Un poste « inventé » en 1989 par un commissaire de Police de Chartres, sur un modèle déjà existant dans les pays anglo-saxons, et qui est devenu depuis 2005 un « vrai » métier promu par les différents gouvernements dans leurs plans de lutte contre les violences conjugales.
« C'est intéressant de voir de quel côté la police et la justice s'intéressent aux violences – analyse Dominique Boistard – Ici, on s'intéresse à l'infraction, donc au délinquant et tout est axé sur lui. Comme c'est lui qui est mis en garde à vue, il a droit tout de suite à l'assistance d'un avocat et tout un dispositif est mis autour de lui... Alors que la victime, la seule chose qu'on lui demande c'est de déclarer l'infraction, ensuite si elle ne va pas chercher la réponse, personne ne la tient informée de la suite du dossier. »
C'est précisément pour ça que depuis huit ans, Dominique Boistard travaille à l'hôtel de Police de Rennes. Pour entendre et surtout écouter les femmes – car ce sont majoritairement des femmes – victimes de violences conjugales. Les accompagnements pour les victimes existent bien sûr, mais encore ont-elles besoin d'être informées et guidées.

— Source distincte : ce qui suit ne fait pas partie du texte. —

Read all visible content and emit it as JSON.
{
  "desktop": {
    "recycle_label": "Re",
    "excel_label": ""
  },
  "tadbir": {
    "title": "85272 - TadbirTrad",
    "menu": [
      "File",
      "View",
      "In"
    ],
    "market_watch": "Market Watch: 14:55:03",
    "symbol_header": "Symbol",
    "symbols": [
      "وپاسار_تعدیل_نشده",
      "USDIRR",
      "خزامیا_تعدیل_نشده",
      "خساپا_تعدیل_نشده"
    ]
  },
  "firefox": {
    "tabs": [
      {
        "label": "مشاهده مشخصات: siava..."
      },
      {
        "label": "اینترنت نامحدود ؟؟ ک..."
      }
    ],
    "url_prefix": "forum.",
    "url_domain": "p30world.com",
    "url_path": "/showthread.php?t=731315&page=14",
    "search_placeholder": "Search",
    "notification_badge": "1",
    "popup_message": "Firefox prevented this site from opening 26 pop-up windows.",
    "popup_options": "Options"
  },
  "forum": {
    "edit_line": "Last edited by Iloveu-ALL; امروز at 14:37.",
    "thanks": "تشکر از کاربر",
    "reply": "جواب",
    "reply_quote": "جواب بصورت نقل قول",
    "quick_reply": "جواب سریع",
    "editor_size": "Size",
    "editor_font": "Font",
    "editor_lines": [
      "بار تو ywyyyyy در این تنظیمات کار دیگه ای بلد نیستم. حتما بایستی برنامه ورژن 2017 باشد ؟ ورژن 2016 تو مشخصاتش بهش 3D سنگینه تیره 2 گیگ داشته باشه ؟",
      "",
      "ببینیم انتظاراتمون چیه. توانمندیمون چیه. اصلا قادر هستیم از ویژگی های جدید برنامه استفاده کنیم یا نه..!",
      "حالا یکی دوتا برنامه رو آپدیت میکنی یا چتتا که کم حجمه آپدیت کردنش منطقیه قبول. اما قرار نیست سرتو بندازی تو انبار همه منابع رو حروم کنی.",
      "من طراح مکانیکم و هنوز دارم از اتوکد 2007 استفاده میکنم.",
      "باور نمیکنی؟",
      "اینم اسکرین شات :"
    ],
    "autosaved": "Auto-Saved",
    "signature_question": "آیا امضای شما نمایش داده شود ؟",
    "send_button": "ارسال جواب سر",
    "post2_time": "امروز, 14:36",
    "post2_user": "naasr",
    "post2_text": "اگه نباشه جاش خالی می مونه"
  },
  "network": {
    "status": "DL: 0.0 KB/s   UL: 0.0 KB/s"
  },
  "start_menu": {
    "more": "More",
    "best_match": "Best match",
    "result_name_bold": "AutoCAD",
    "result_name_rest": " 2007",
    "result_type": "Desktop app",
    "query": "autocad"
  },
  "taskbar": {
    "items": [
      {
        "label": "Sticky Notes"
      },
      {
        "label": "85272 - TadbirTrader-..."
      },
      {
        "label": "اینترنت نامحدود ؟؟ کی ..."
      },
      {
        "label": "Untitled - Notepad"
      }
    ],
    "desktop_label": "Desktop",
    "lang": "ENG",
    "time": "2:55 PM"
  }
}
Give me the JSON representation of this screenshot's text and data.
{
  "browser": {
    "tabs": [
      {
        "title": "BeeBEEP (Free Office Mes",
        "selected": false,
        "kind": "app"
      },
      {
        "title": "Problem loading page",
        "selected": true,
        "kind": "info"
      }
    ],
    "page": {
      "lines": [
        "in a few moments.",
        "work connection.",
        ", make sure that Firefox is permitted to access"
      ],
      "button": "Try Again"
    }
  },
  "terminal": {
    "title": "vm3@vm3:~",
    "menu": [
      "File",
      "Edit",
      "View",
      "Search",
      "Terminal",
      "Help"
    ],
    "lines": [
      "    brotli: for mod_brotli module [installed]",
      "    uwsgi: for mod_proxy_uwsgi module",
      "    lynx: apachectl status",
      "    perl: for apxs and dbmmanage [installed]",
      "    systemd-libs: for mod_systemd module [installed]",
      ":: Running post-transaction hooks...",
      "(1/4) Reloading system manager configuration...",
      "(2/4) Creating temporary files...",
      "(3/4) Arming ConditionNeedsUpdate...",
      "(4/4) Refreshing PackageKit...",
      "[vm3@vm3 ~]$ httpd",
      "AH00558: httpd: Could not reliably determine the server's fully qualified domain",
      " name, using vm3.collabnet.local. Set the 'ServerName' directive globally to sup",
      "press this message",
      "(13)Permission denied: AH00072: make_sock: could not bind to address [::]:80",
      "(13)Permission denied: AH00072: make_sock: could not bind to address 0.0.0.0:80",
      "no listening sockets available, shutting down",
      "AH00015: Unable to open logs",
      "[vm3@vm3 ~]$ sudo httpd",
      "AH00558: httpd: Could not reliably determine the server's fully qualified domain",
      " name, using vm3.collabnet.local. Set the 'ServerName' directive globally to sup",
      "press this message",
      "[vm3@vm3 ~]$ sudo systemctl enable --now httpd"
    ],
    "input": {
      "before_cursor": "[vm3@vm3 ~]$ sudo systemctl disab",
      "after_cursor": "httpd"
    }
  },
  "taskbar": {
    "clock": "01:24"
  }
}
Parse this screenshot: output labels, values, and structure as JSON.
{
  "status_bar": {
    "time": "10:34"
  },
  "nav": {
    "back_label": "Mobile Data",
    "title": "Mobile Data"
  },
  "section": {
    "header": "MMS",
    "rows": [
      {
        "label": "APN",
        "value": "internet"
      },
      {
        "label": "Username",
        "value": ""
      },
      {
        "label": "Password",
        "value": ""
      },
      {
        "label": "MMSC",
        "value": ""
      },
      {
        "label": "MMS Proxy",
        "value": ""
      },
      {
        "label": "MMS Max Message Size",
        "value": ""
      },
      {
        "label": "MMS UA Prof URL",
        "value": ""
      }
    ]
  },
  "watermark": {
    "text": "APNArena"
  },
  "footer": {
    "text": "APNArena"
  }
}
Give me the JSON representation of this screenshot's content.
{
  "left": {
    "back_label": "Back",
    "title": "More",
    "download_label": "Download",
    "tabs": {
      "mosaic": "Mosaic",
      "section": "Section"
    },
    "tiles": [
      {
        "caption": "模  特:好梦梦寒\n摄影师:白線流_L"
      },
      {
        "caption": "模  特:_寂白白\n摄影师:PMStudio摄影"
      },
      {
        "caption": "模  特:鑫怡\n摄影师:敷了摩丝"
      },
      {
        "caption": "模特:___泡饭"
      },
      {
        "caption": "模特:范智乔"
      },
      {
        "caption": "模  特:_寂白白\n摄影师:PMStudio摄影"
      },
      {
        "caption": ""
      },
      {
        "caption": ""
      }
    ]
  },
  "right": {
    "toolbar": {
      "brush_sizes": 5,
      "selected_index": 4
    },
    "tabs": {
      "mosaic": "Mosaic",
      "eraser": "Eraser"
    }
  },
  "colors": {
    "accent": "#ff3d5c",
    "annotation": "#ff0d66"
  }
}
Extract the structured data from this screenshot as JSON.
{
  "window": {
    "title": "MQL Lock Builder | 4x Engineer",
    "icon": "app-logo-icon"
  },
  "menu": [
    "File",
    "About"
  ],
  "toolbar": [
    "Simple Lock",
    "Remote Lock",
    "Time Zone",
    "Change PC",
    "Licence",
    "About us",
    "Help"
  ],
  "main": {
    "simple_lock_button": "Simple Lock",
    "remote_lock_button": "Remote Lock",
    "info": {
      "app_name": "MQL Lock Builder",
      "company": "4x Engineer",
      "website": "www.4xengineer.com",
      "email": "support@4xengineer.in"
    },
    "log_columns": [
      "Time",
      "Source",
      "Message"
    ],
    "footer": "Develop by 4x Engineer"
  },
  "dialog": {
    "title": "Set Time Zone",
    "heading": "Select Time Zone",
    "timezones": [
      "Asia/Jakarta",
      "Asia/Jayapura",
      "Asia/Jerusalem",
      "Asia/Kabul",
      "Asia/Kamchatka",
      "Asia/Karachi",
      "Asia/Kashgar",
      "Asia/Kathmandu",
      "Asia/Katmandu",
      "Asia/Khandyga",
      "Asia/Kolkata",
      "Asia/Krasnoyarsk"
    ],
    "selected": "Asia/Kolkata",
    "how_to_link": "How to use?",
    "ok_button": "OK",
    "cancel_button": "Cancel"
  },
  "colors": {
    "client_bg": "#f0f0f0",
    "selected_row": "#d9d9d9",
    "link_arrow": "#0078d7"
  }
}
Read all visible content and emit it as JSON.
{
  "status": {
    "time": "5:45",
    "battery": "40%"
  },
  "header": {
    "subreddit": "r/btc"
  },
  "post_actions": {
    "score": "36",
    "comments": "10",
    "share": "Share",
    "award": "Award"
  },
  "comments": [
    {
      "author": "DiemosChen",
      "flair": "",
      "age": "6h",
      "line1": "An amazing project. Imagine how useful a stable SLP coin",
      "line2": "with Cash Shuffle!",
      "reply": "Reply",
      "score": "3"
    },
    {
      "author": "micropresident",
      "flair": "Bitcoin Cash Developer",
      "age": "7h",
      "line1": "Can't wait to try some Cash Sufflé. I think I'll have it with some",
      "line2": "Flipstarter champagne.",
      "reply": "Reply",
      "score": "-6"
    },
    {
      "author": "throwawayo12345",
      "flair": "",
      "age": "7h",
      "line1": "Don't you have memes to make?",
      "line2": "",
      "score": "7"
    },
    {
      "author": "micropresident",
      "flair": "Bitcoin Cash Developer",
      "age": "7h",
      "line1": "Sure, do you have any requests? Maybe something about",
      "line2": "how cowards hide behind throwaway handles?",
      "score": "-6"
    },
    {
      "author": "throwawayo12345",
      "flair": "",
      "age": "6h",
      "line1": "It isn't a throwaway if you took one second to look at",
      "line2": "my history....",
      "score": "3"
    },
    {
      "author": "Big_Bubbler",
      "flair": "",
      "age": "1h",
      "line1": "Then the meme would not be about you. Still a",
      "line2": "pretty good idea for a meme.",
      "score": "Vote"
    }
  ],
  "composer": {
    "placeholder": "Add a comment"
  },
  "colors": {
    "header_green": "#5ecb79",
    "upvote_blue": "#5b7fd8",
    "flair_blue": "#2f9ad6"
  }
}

Sans demande, pas d'intervention
« Est-ce que je fais un travail d'urgence ? » s'interroge lui-même Dominique Boistard. Sa réponse est : non. « Ça ne sert pas à grand chose – dit-il – d'intervenir au moment où les violences sont commises. Il faut que les choses s'apaisent un peu pour en discuter. Pour dire les choses très simplement, les policiers travaillent à chaud et moi, je travaille à tiède ! »
En effet, c'est suite aux interventions policières - que se soit à domicile ou lors de dépôt de plaintes en commissariat – que Dominique prend le relais des agents de police. Par courrier, il se met à la disposition des victimes et leur propose un entretien. Un tiers des personnes contactées acceptent de venir le rencontrer dans son petit bureau de l'hôtel de Police. Un chiffre satisfaisant pour le travailleur social qui reconnaît que généralement il faut attendre la demande d'une personne pour qu'une aide sociale lui soit accordée. « Si on n'a pas de demande, on ne peut pas intervenir – résume-t-il avant d'ajouter – moi, avec l'intervention de la police à domicile, je connais les situations où des personnes ont besoin d'aide mais ne l'ont pas encore formulé, donc je suscite cette aide. »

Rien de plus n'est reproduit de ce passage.